Though the title “The Last of the Love Letters” could mean anything, the subtitle of Ngozi Anyanwu’s play-of-sorts is more specific: “A Meditation on Loneliness.”
It is now in a Crowded Fire Theater West Coast premiere that showcases the talents of actors and director.
Through two successive monologues, in which two apparently unrelated characters express their deepest thoughts and feelings about life and love, the playwright does indeed explore the many facets of loneliness. There are more causes for that existential condition than simply lost love, and more ways to express it—through dance, music, poetic text—than you’d think.
The action begins as an unnamed woman (“You” according to the program) rises from a bed and breaks into a sexy dance. She goes on to toy in an erotic way with an apple, and throughout her monologue at times addresses us, the audience, as though we are the lover she lost. Performer Farrah Hamzeh approaches the role with impressive variety: She teases, confronts, rages, goes deep inside.
“Can you love someone who does not know how to love?” she wonders.
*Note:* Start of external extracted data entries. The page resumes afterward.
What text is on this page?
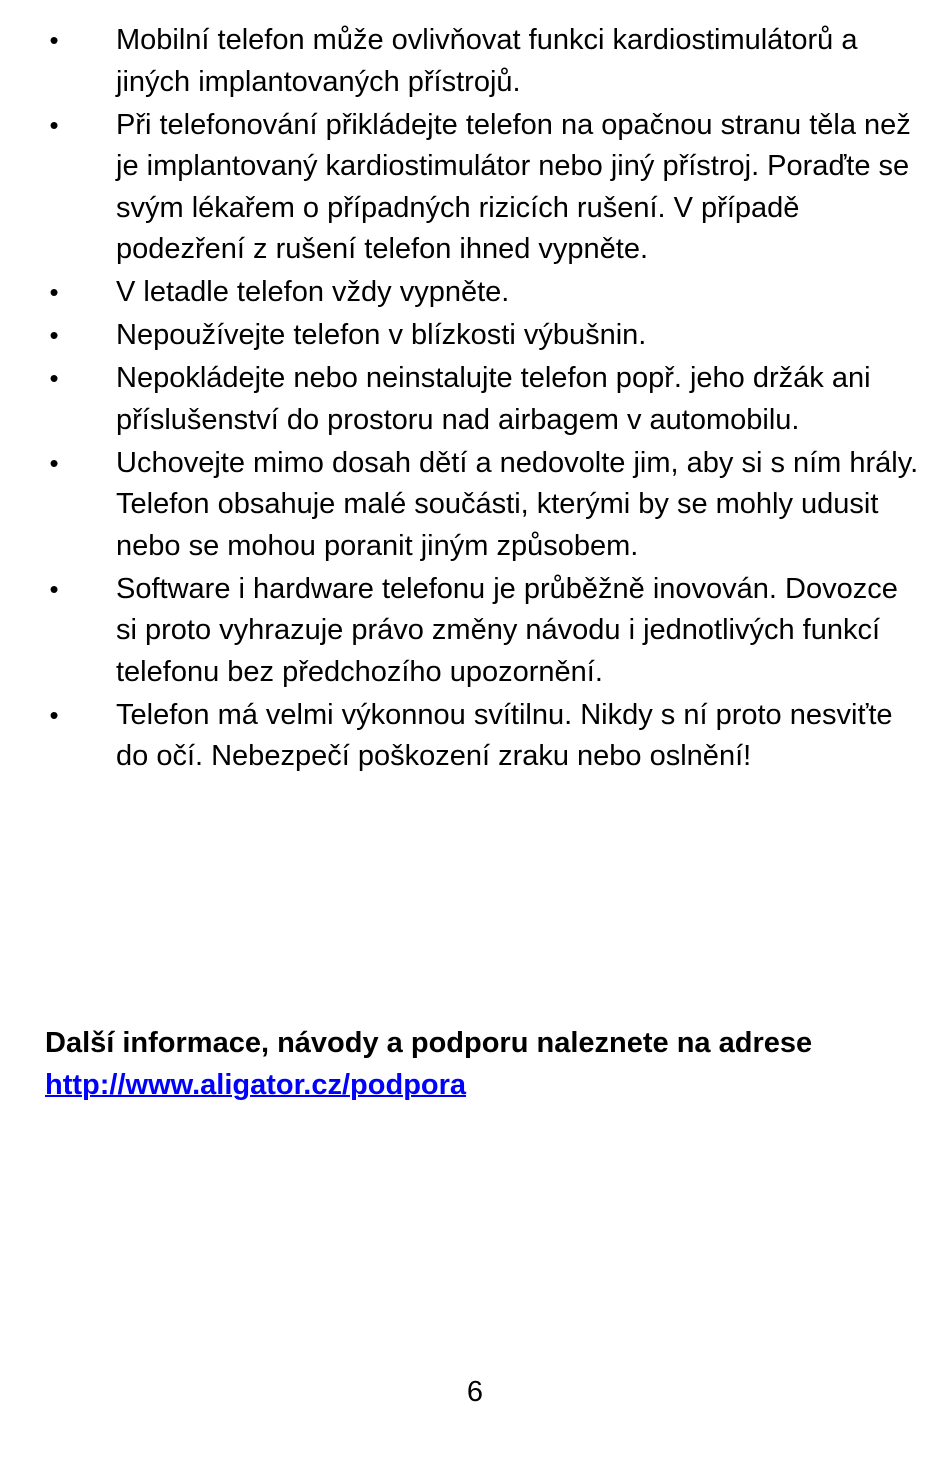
• Mobilní telefon může ovlivňovat funkci kardiostimulátorů a jiných implantovaných přístrojů.
• Při telefonování přikládejte telefon na opačnou stranu těla než je implantovaný kardiostimulátor nebo jiný přístroj. Poraďte se svým lékařem o případných rizicích rušení. V případě podezření z rušení telefon ihned vypněte.
• V letadle telefon vždy vypněte.
• Nepoužívejte telefon v blízkosti výbušnin.
• Nepokládejte nebo neinstalujte telefon popř. jeho držák ani příslušenství do prostoru nad airbagem v automobilu.
• Uchovejte mimo dosah dětí a nedovolte jim, aby si s ním hrály. Telefon obsahuje malé součásti, kterými by se mohly udusit nebo se mohou poranit jiným způsobem.
• Software i hardware telefonu je průběžně inovován. Dovozce si proto vyhrazuje právo změny návodu i jednotlivých funkcí telefonu bez předchozího upozornění.
• Telefon má velmi výkonnou svítilnu. Nikdy s ní proto nesviťte do očí. Nebezpečí poškození zraku nebo oslnění!
Další informace, návody a podporu naleznete na adrese
http://www.aligator.cz/podpora
6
It’s a monologue in which “You” moves slowly into some sort of understanding of her own condition, and the extent to which the actual you can identify with her intimate confessions probably has to do with your own personal experiences in love, or your willingness to hear all about someone else’s pain.
Much longer and more complex is the second monologue (“You No. 2”), in which a male character (played by Gabriele Christian) is clearly in a psychiatric hospital. The transition between monologues is seamless, merely involving a paring-down of the appropriately plain set by Brendan Yungert.
Here, too, “You No. 2” is talking to a lost lover and to us simultaneously. “I think about you … all the time,” he says. “You’re probably not thinking about me.” As a psychatric patient, dancing, pleading, screaming and basically expressing every single emotion known to humankind, Christian is impressively varied and vulnerable in the role—so vulnerable that it almost makes you cringe with empathy, even embarrassment. “You made me nothing … an apparition,” he says plaintively. Presumably losing her made him lose his mind.
But in trying to encompass the most ineffable and universal truths of life and magnifying those truths—in trying too hard to involve us–Anyanwu has forfeited a certain clarity.
Despite the excellent acting, including hodari blue as a robotically impersonal hospital orderly, and Nailah Harper-Malveaux’s meticulous, detailed direction, it’s easy to admire the production, but hard to feel emotionally invested in it.
Crowded Fire Theater’s “The Last of the Love Letters” continues through May 3 at Z Below, 450 Florida St., San Francisco. Tickets are $25 to $100 at crowdedfire.org.